Liz Countryman mines childhood for its longing, its intense sensations, its loneliness—a father’s face at a drive-through, “a pile of tethered whipped-around balloons”—but she also stays resolutely in the present, finding there the parent’s “soft anxiety,” the perennial wish for stasis and movement at once. “I want everything to live,” she confesses, and it’s because of this desire that the poet is compelled to describe, to give life to the dead, to dig in the garden, to rub her hands across the wood of a table, to “shove my face into distance like a bouquet.” This voracious relationship to the here and now presses firmly into and against the need to understand the past and all the longings it has deposited, like a residue of silt, on the skin.
I found myself so deeply moved by this tension, so awed by the intelligence that balances there between memory and present-time, that I frequently paused in my reading to at once note the world around me and to recall my own childhood—the precise scents, sights, and sounds of both. It was as if with this book, Elizabeth Countryman had granted me the gift of my own forgotten life.

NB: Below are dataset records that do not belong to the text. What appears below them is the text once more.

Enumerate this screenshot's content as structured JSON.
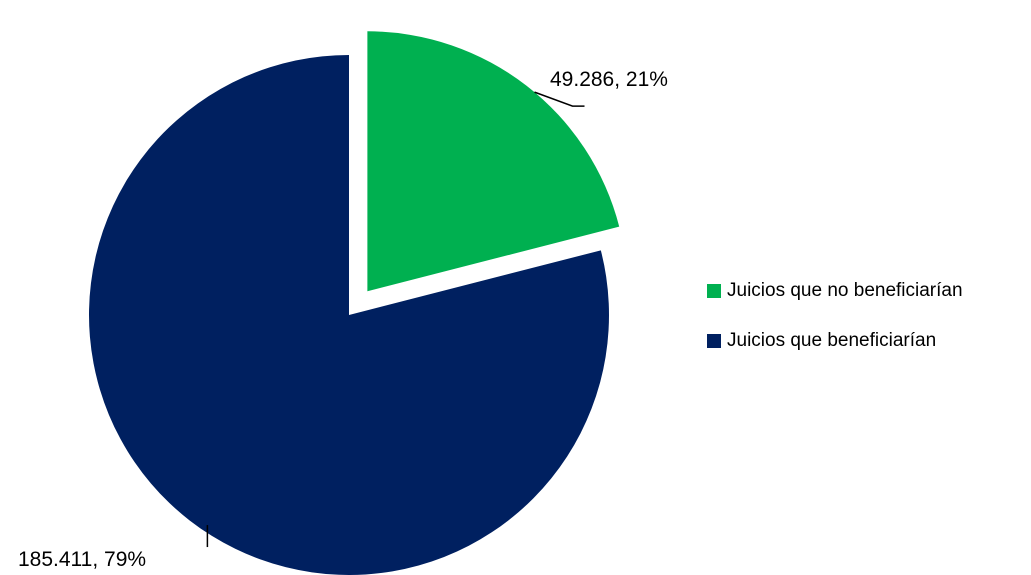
{
  "chart_data": {
    "type": "pie",
    "categories": [
      "Juicios que no beneficiarían",
      "Juicios que beneficiarían"
    ],
    "values": [
      49286,
      185411
    ],
    "percentages": [
      21,
      79
    ],
    "data_labels": [
      "49.286, 21%",
      "185.411, 79%"
    ],
    "colors": [
      "#00B050",
      "#002060"
    ],
    "exploded": [
      true,
      false
    ],
    "legend_position": "right"
  }
}
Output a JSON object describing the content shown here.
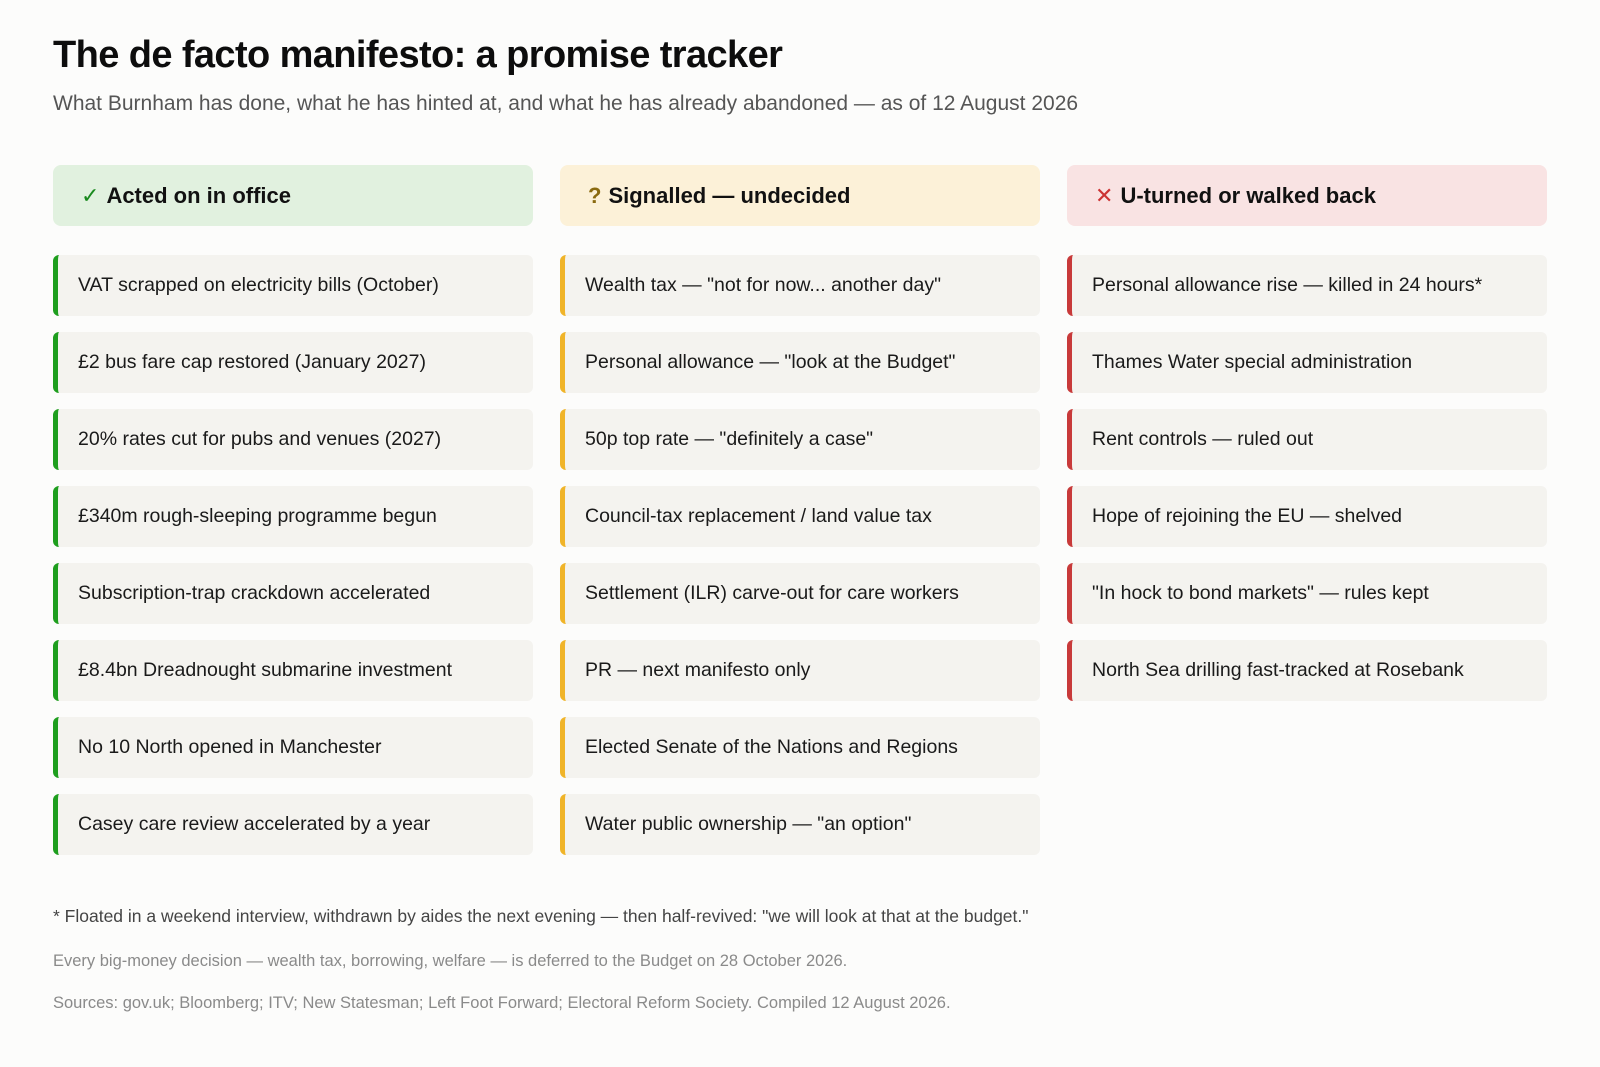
{
  "header": {
    "title": "The de facto manifesto: a promise tracker",
    "subtitle": "What Burnham has done, what he has hinted at, and what he has already abandoned — as of 12 August 2026"
  },
  "columns": [
    {
      "icon": "✓",
      "icon_name": "checkmark-icon",
      "title": "Acted on in office",
      "accent_color": "#1e9e1e",
      "header_bg": "#e1f1df",
      "items": [
        "VAT scrapped on electricity bills (October)",
        "£2 bus fare cap restored (January 2027)",
        "20% rates cut for pubs and venues (2027)",
        "£340m rough-sleeping programme begun",
        "Subscription-trap crackdown accelerated",
        "£8.4bn Dreadnought submarine investment",
        "No 10 North opened in Manchester",
        "Casey care review accelerated by a year"
      ]
    },
    {
      "icon": "?",
      "icon_name": "question-mark-icon",
      "title": "Signalled — undecided",
      "accent_color": "#f0b429",
      "header_bg": "#fcf1d8",
      "items": [
        "Wealth tax — \"not for now... another day\"",
        "Personal allowance — \"look at the Budget\"",
        "50p top rate — \"definitely a case\"",
        "Council-tax replacement / land value tax",
        "Settlement (ILR) carve-out for care workers",
        "PR — next manifesto only",
        "Elected Senate of the Nations and Regions",
        "Water public ownership — \"an option\""
      ]
    },
    {
      "icon": "✕",
      "icon_name": "cross-icon",
      "title": "U-turned or walked back",
      "accent_color": "#c83a3a",
      "header_bg": "#f9e3e3",
      "items": [
        "Personal allowance rise — killed in 24 hours*",
        "Thames Water special administration",
        "Rent controls — ruled out",
        "Hope of rejoining the EU — shelved",
        "\"In hock to bond markets\" — rules kept",
        "North Sea drilling fast-tracked at Rosebank"
      ]
    }
  ],
  "footer": {
    "footnote": "* Floated in a weekend interview, withdrawn by aides the next evening — then half-revived: \"we will look at that at the budget.\"",
    "note": "Every big-money decision — wealth tax, borrowing, welfare — is deferred to the Budget on 28 October 2026.",
    "sources": "Sources: gov.uk; Bloomberg; ITV; New Statesman; Left Foot Forward; Electoral Reform Society. Compiled 12 August 2026."
  }
}
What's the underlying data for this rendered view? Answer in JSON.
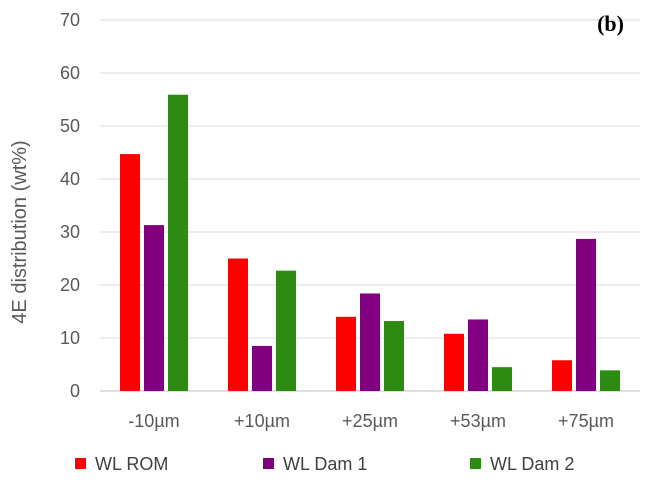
{
  "chart_data": {
    "type": "bar",
    "panel_label": "(b)",
    "ylabel": "4E distribution (wt%)",
    "xlabel": "",
    "ylim": [
      0,
      70
    ],
    "yticks": [
      0,
      10,
      20,
      30,
      40,
      50,
      60,
      70
    ],
    "grid": true,
    "legend_position": "bottom",
    "categories": [
      "-10µm",
      "+10µm",
      "+25µm",
      "+53µm",
      "+75µm"
    ],
    "series": [
      {
        "name": "WL ROM",
        "color": "#ff0000",
        "values": [
          44.7,
          25.0,
          14.0,
          10.8,
          5.8
        ]
      },
      {
        "name": "WL Dam 1",
        "color": "#800080",
        "values": [
          31.3,
          8.5,
          18.4,
          13.5,
          28.7
        ]
      },
      {
        "name": "WL Dam 2",
        "color": "#2e8b12",
        "values": [
          55.9,
          22.7,
          13.2,
          4.5,
          3.9
        ]
      }
    ]
  }
}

— from the Judge’s Citation by Julie Carr
“Liz Countryman’s powers of description remind me of both Virginia Woolf and Bernadette Mayer: she looks at the ordinary through the lens of history, seeing in a dresser, a seashore, a clearing the necessary and ruthless work that is time. She sees the past always staring back, and the challenge of her poems is to make a more meaningful life out of, and despite, the losses and failures of that past—the twentieth century, hers and ours. I am in awe of the masterful poise of these poems—insistently gendered, often wry, always wise, full of grief and fearless confrontation and full of the poet’s “desire to be lifted.” Green Island is a devastating book and a beautiful book, and it is a book to hold close and read again.”
—Jennifer Chang
“In Green Island, Liz Countryman’s beautifully perceptive and formally adventurous second book, she investigates how a ‘commitment to a disoriented wonderment,’ like an ‘arrogant fog,’ had once ‘obscured the physical reality of what passed.’ In doing so, Countryman does not give up surprise and ‘wonderment’ nor disorientation so much as she finds them in ‘undiscovered’ places as near at hand as an ‘embrace’ or when placing a ‘kiss [on] the inside of a turtleneck.’”
—Michael Collier
“You come out of a cave into a forest. Within the forest you find a clearing. The clearing opens onto a lake. The lake, you realize, is the ocean. Though you can’t see it, you know that in the middle of this ocean there’s a green island. It’s called Green Island. Your father had the T-shirt. You can see it in your mind because you were there. Or you were it, you were Green Island. You aspired to be. You don’t any more. But you remember the aspiration. This memory of an aspiration is a private map of who you were. Liz Countryman’s Green Island is the map of who you are now.”
—Paul Killebrew
A Forest Almost
Praise for A Forest Almost
Liz Countryman makes a charming sort of grace out of soul-searching—one part bemused, one part anxious, one part mischievous. To fall for such charm is to admit once and for all that only music will save us. I admit it. I love how fiercely this book believes in what is most private about us, our imaginations, and how it uses its musical power to transmit energy outward. That energy is so very strong, but capable too of the oddest, most bittersweet vulnerability at times. It moves, and moves, and moves.
—David Rivard
In Countryman’s stark, startlingly direct objectivity, every clarity crumbles before our eyes into increasingly subjective approximation… It is, I think, Countryman’s canny, contentious, richly idiosyncratic diction that lures me further and further into the “almost” that I realize indeed is a forest surrounding me. This realization, disruptively difficult as it is to swallow, has given me a new kind of nourishment that I hadn’t realized I’ve been so very hungry for.
—Rusty Morrison
It’s not juxtaposition that’s structuring things so much as sequences of the perceiving mind minutely shifting, leading us gradually toward feeling more fully what it is to be sentient… These poems are brave. They make us brave.
—Elizabeth Arnold
Countryman’s fantastic sense of pace matches the way that modern bodies are moving ostensibly untouched (except for legions of poisons crossing each placenta & in our water; except for car accidents; except for bullets; except for, I mean, everything, everything) through time.
—Darcie Dennigan, Full Stop
One of the few books I’ve read in some time that has caused me to jolt, and go back, rereading what had struck in such unexpected ways… Moving between meditation and observation, these short essay-poems are breathtakingly, concurrently, intimate and objective, articulating such a clarity and precision to get even indirectly to the point.